L’Algérie, un «partenaire clé» des Etats-Unis

Lutte antiterroriste

L’Algérie, un «partenaire clé» des Etats-Unis

Le Quotidien d’Oran, 17 décembre 2006

Les Etats-Unis considèrent l’Algérie comme un de leurs principaux partenaires dans leur guerre contre le terrorisme.

Un statut acquis grâce, ou à cause, devrait-on dire, d’une expérience de plusieurs années de guerre «à huis clos» contre ce fléau, devenu, entre temps, mondial. La coopération entre les deux pays dans le domaine sécuritaire a déjà quelques années à son actif.

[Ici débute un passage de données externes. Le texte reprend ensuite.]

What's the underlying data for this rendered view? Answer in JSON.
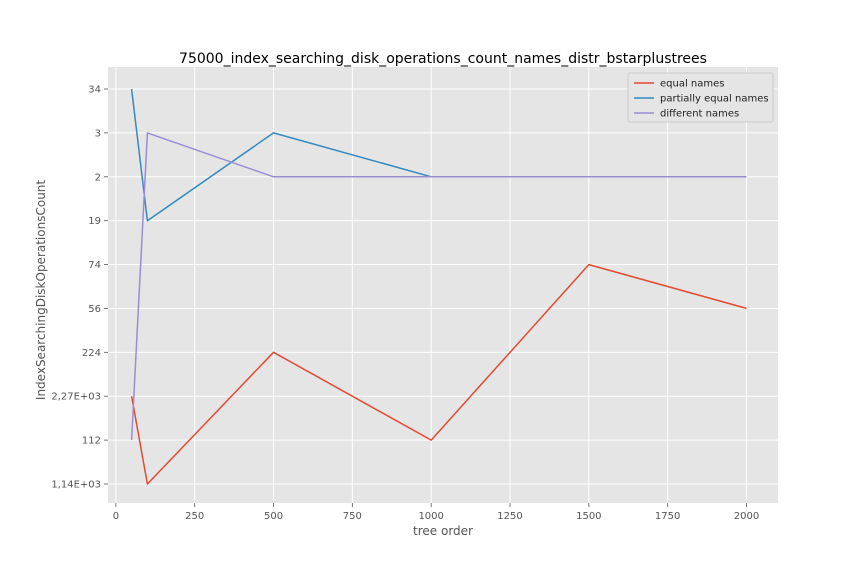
{
  "chart_data": {
    "type": "line",
    "title": "75000_index_searching_disk_operations_count_names_distr_bstarplustrees",
    "xlabel": "tree order",
    "ylabel": "IndexSearchingDiskOperationsCount",
    "x": [
      50,
      100,
      500,
      1000,
      1500,
      2000
    ],
    "x_ticks": [
      0,
      250,
      500,
      750,
      1000,
      1250,
      1500,
      1750,
      2000
    ],
    "x_tick_labels": [
      "0",
      "250",
      "500",
      "750",
      "1000",
      "1250",
      "1500",
      "1750",
      "2000"
    ],
    "xlim": [
      -25,
      2100
    ],
    "y_axis_type": "categorical",
    "y_categories": [
      "1,14E+03",
      "112",
      "2,27E+03",
      "224",
      "56",
      "74",
      "19",
      "2",
      "3",
      "34"
    ],
    "grid": true,
    "legend_position": "top-right",
    "series": [
      {
        "name": "equal names",
        "color": "#e24a33",
        "values": [
          "2,27E+03",
          "1,14E+03",
          "224",
          "112",
          "74",
          "56"
        ]
      },
      {
        "name": "partially equal names",
        "color": "#348abd",
        "values": [
          "34",
          "19",
          "3",
          "2",
          "2",
          "2"
        ]
      },
      {
        "name": "different names",
        "color": "#988ed5",
        "values": [
          "112",
          "3",
          "2",
          "2",
          "2",
          "2"
        ]
      }
    ]
  }
}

Le mois dernier, Peter Rodman, le sous-secrétaire d’Etat américain chargé des Affaires de sécurité internationale était en visite à Alger où il a eu des entretiens avec de hauts responsables algériens pour discuter des moyens à mettre en oeuvre pour améliorer la coopération bilatérale, notamment dans le domaine de la défense. La visite de M. Rodman était la dernière d’une longue série de rencontres entre les responsables des deux pays, consacrées au thème de la défense et de la lutte antiterroriste. Donald Rumsfeld, le secrétaire sortant à la Défense, avait également eu à visiter l’Algérie, en février dernier, pour étudier avec ses homologues les moyens à mettre en oeuvre pour diminuer la force de nuisance des terroristes dans la région, notamment à travers des opérations dans lesquelles allaient participer l’Algérie et les Etats-Unis. En juin dernier, de hauts responsables chargés de la sécurité dans l’administration Bush étaient également venus en Algérie où ils ont eu des entretiens avec le président de la République Abdelaziz Bouteflika.

Mais d’où vient cet intérêt américain pour l’Algérie ?

Les attentats de Casablanca (16 mai 2003) et de Madrid (11 mars 2004) ont amené l’administration Bush à porter un regard différent sur la région de l’Afrique du Nord, avec la conviction que cette zone était devenue un centre de recrutement de premier ordre pour le terrorisme international.

«Les terroristes ne sont pas nés terroristes. Ils choisissent la violence parce qu’ils croient que ce qui leur manque dans leur vie et dans leurs sociétés, ils ne peuvent l’obtenir que par ce moyen», avait affirmé un jour le coordonnateur américain pour le contre-terrorisme au département d’Etat, M. Cofer Black, dans un rapport rendu public par son département.

Dans ce sens, les responsables américains auprès du département de la défense voient d’un bon oeil les efforts consentis par l’Etat algérien pour améliorer les conditions socio-économiques du pays qui, selon eux, contribuent à limiter les capacités des réseaux terroristes à attirer de nouvelles recrues parmi les franges défavorisées de la société.

Le rôle important que joue l’Algérie dans le partenariat avec les pays du Sahel dans la lutte antiterroriste, («Trans-Sahara Counterterrorism Partnership» -TSCTP-), dans lequel elle est membre avec huit autres pays de l’Afrique du Nord et de l’Ouest, est également apprécié par Washington.

«A la faveur du TSCTP, les Etats-Unis d’Amérique offrent un soutien technique en fournissant formation et équipement au profit des pays engagés dans ce partenariat, afin d’assurer la stabilité et la sécurité de la région, a affirmé le lieutenant- Colonel Todd Vician, porte-parole du Pentagone, cité par ISN Security Watch, dans un article signé par Carmen Gentile.

Le porte-parole du Pentagone a, par ailleurs, indiqué que les USA avaient consacré une aide de l’ordre de 1,6 milliard de dollars (2006-2007) pour la formation du personnel militaire algérien. En 2006, Washington a également, précise la même source, alloué une aide de 100.000 dollars à l’Algérie dans le cadre du programme de lutte antiterroriste et d’amitié (Counterterrorism and fellowship program).

Cette aide peut, certes, paraître minime comparée aux milliards de dollars dépensés par les Etats-Unis dans leur guerre en Irak et en Afghanistan.

Cependant, a souligné Vician, les USA et l’Algérie ont développé une bonne coopération en matière de défense avant de rappeler que les deux pays sont sur la même longueur d’onde quand il s’agit de «combattre le terrorisme, promouvoir la stabilité régionale et lutter contre la prolifération des armes de destruction massive».

Ceci dit, le récent contrat conclu entre l’Algérie et la Russie pour l’acquisition d’avions de combat dont 36 avions de type Mig 29, assorti de contrats gaziers en Algérie au profit d’entreprises russes, avait pour rappel, suscité une certaine inquiétude à Washington. Une inquiétude tout de suite dissipée à la faveur des assurances qu’Alger ne tardera pas à fournir à son allié stratégique.